Cette base de données recueille des informations sur l'enfant et sa famille fournies par trois ministères – éducation, travail et développement social –, qui peuvent y avoir accès, tout comme d'autres partenaires nationaux.
«Renforcer les systèmes de suivi des affaires est déterminant pour mettre en place un système efficace de surveillance du travail des enfants», explique Nick Grisewood, conseiller technique principal du projet de l'OIT intitulé Moving Towards a Child Labour Free Jordan (vers une Jordanie sans travail des enfants). « Le cas de Nabeel montre l'impact positif de ces systèmes une fois qu'ils sont en place et opérationnels.»
Aide à la famille
Après avoir évalué la situation de la famille de Nabeel et l'avoir convaincu de retourner à l'école, son directeur d'école et le ministère du Développement social collaborent avec l'adolescent et sa famille pour veiller à ce qu'il reste scolarisé à temps plein.«Actuellement, nous unissons nos efforts pour essayer de venir en aide à ces enfants, soit en les réintégrant dans le milieu scolaire, auprès de leurs amis, soit en apportant à leur famille un soutien financier par le biais d'institutions et de programmes œuvrant dans ce domaine», explique Ahmad Armoush, responsable de la section du ministère de l'Enseignement général de Rusaifah.
Jusqu'ici, environ 50 cas de travail des enfants ont été identifiés à Rusaifah depuis mars 2013, et un soutien leur est désormais apporté.
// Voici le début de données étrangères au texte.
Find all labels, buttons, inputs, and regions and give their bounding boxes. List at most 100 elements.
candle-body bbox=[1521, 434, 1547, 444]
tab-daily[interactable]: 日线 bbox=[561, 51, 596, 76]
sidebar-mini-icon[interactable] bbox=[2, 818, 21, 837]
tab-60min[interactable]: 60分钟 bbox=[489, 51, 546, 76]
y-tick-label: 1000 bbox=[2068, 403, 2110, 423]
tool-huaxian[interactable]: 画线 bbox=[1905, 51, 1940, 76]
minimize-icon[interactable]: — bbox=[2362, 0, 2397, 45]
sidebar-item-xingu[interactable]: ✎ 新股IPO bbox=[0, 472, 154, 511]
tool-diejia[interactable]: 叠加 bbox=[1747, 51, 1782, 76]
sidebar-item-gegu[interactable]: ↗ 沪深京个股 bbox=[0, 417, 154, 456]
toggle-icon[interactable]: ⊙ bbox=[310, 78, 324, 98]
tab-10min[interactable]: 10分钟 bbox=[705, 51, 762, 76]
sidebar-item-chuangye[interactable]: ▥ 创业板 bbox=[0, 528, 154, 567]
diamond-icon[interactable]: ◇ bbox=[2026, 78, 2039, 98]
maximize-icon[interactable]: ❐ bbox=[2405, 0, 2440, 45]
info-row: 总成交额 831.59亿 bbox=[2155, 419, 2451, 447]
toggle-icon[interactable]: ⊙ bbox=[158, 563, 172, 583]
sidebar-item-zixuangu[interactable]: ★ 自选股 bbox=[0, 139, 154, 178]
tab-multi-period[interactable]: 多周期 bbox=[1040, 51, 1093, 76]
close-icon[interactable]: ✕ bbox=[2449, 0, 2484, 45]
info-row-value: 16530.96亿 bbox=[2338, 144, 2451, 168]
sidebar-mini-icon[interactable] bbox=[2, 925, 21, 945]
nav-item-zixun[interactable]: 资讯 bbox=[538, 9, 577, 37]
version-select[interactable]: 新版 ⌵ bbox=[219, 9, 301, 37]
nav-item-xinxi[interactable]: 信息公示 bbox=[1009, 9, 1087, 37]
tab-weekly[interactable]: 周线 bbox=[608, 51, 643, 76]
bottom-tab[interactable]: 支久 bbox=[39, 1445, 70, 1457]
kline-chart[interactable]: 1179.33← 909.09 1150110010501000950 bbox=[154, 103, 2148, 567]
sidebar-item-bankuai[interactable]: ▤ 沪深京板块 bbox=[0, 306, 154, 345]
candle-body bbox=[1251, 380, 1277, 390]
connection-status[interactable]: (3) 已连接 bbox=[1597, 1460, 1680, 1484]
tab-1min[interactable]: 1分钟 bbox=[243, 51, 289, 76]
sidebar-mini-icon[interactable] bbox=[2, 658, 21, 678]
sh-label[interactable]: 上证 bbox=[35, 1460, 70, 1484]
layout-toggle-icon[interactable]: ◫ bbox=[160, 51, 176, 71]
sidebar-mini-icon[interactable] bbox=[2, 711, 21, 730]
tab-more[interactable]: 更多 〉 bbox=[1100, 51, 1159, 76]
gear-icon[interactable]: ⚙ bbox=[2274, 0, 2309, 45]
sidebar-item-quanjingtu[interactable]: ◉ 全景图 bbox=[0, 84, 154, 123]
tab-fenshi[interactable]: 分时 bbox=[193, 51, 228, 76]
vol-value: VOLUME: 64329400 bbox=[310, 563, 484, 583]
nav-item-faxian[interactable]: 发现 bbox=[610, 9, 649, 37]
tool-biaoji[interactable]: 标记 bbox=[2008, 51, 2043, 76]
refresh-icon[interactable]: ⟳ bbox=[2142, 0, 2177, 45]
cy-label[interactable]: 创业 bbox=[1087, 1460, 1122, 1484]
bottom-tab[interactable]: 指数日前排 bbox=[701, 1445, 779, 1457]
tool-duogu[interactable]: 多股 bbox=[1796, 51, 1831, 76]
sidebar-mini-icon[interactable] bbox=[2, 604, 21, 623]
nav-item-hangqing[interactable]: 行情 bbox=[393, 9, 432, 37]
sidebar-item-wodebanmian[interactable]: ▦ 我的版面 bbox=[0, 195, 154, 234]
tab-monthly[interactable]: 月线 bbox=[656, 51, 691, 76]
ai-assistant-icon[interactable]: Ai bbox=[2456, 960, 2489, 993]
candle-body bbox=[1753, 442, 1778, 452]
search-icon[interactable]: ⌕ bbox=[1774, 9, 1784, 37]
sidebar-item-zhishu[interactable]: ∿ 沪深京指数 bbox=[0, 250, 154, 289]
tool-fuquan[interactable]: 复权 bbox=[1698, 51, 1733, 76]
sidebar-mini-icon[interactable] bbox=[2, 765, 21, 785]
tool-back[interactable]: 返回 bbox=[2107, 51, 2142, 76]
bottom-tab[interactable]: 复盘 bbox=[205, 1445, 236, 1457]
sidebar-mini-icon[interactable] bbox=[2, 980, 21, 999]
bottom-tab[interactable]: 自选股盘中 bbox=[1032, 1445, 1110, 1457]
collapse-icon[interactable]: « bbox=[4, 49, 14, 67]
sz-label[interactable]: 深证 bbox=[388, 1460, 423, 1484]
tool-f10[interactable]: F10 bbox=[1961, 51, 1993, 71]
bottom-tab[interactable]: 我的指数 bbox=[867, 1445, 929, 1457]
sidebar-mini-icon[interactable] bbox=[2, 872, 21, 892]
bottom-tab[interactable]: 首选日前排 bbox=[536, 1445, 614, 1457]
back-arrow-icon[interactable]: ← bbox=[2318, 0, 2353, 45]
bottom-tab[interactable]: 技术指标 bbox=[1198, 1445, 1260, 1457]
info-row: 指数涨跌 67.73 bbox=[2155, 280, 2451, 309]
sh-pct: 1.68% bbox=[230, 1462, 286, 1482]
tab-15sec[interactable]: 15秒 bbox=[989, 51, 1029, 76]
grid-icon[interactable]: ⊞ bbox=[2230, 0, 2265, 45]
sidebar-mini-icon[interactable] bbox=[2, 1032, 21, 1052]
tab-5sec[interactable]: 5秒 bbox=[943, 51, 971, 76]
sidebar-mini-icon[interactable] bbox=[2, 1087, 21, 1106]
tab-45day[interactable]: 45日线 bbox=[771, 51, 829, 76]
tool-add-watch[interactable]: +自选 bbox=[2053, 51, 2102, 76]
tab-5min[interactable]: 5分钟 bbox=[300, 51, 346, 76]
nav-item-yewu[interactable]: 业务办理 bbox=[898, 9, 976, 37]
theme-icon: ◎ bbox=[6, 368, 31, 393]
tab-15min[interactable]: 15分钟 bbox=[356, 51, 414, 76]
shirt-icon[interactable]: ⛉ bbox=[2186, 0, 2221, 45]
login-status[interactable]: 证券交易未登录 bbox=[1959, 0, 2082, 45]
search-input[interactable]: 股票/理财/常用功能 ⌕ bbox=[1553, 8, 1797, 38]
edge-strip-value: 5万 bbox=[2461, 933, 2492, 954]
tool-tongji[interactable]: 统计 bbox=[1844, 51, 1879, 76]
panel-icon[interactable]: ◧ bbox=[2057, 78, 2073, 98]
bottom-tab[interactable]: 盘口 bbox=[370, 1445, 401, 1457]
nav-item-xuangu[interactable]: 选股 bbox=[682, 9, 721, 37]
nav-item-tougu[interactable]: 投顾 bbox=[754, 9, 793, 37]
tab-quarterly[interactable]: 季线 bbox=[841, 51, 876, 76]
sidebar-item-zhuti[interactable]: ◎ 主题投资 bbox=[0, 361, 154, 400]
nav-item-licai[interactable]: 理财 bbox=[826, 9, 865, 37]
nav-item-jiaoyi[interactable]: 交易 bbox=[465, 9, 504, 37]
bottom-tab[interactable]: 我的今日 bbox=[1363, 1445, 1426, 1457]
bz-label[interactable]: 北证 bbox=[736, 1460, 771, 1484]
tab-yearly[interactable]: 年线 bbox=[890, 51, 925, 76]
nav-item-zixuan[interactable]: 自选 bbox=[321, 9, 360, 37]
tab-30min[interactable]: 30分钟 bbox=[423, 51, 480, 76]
Dix autres ont été identifiés dans la région de Mafraq.
Ces activités pilotes de mise en œuvre du cadre national de lutte contre le travail des enfants serviront de modèles qui pourront être reproduits ailleurs dans le pays, et éventuellement dans toute la région.
Le programme vise à donner espoir aux milliers d'enfants qui, comme Nabeel, veulent profiter de leur enfance avant de se consacrer, une fois devenus adultes, à la recherche d’un emploi productif et gratifiant.
«Quand je serai grand, je veux travailler dans l’installation d’appareils de climatisation», explique Nabeel. «Et je veux que les gens sachent que, désormais, je sais lire et écrire et que j’ai reçu une éducation.»
* Le projet de l'OIT intitulé Moving Towards a Child Labour Free Jordan, financé par le ministère du Travail des Etats-Unis, est le premier de ce type à être entrepris par le Programme international pour l’abolition du travail des enfants (IPEC). Il vise principalement à soutenir le gouvernement et les partenaires nationaux dans la mise en œuvre pratique de cadres stratégiques axés sur le travail des enfants.